You will find below a string representation of the suffix tree for your input string. This will help you visualize which substrings are matches.
- O - N E M $ - ##
- L E L I O N E M $ - ##
- I O - N E M $ - ##
- L E L I O N E M $ - ##
- $ - ##
- E - M $ - ##
L I O - N E M $ - ##
L E L I O N E M $ - ##
N E - L I O L E L I O N E M $ - ##
N E L I O L E L I O N E M $ - ##
- K A - M N E N E N E L I O L E L I O N E M $ - ##
K A M N E N E N E L I O L E L I O N E M $ - ##
- L - E L I O N E M $ - ##
I O - N E M $ - ##
L E L I O N E M $ - ##
- A - M N E N E N E L I O L E L I O N E M $ - ##
K A M N E N E N E L I O L E L I O N E M $ - ##
- M - $ - ##
N E N E N E L I O L E L I O N E M $ - ##
- N E - M $ - ##
L I O L E L I O N E M $ - ##
N E - L I O L E L I O N E M $ - ##
N E L I O L E L I O N E M $ - ##
This leads to the following output:
(IO, 2)
(ELIO, 2)
(ENE, 2)
(KA, 2)
(LIO, 2)
(NE, 4)
(NENE, 2)
Excluding redundant matches for a fixed number of occurrences (N)
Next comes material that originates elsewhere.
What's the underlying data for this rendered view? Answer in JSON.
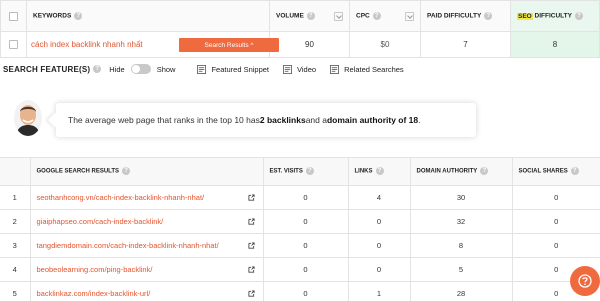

We will now assume for instance that LIO, and IO should be filtered out because, just like ELIO, they have two matches. Such substrings of a larger match will be called "redundant matches". The following puzzle remains unsolved: given the set of all matches that occur exactly N times a.k.a N-matches (where N is a fixed integer), how can we filter out the "redundant" ones?
We start by making a priority queue from the set of N-matches ordered by decreasing length. We will then build iteratively a Generalized Suffix Tree (GST) of these matches to identify the redundant matches. To do so the algorithm is the following:
- For each element in the heap (taken at the top), test if this element is a substring of one of the elements already registered in the GST
- If not: insert it into the GST and append it to the list of "good matches".
- Else: Skip it since another larger match is already registered ... And try with the next element
- Once the heap is empty, the list of good matches contains all the non-redundant N-matches.
This leads to the following pseudo Python code:
match_heap = heapify(set_of_matches)
good_matches = []
match_gst = generalized_suffix_tree()
while (not match_heap.empty()):
top_match = match_heap.top()
if (not match_gst.is_substring(top_match.string)):
gst_match.insert(top_match.string)
good_matches.append(top_match)
else:
# The given match is a substring of an already registered, bigger match
# We skip it
return good_matches
Filtering all the redundant matches
Now that we can filter the redundant matches for N-matches, it is easy to filter all of them out of our global set of matches. We gather matches in buckets using their number of occurrences, then we apply the algorithm of the previous section on each bucket.
Notes
To implement the algorithm above, you need to have a Generalized Suffix Tree implementation, this is a bit different from a regular suffix tree. If you cannot find a Python implementation, you could always adapt the one you got. See this question to get hints on how to do so.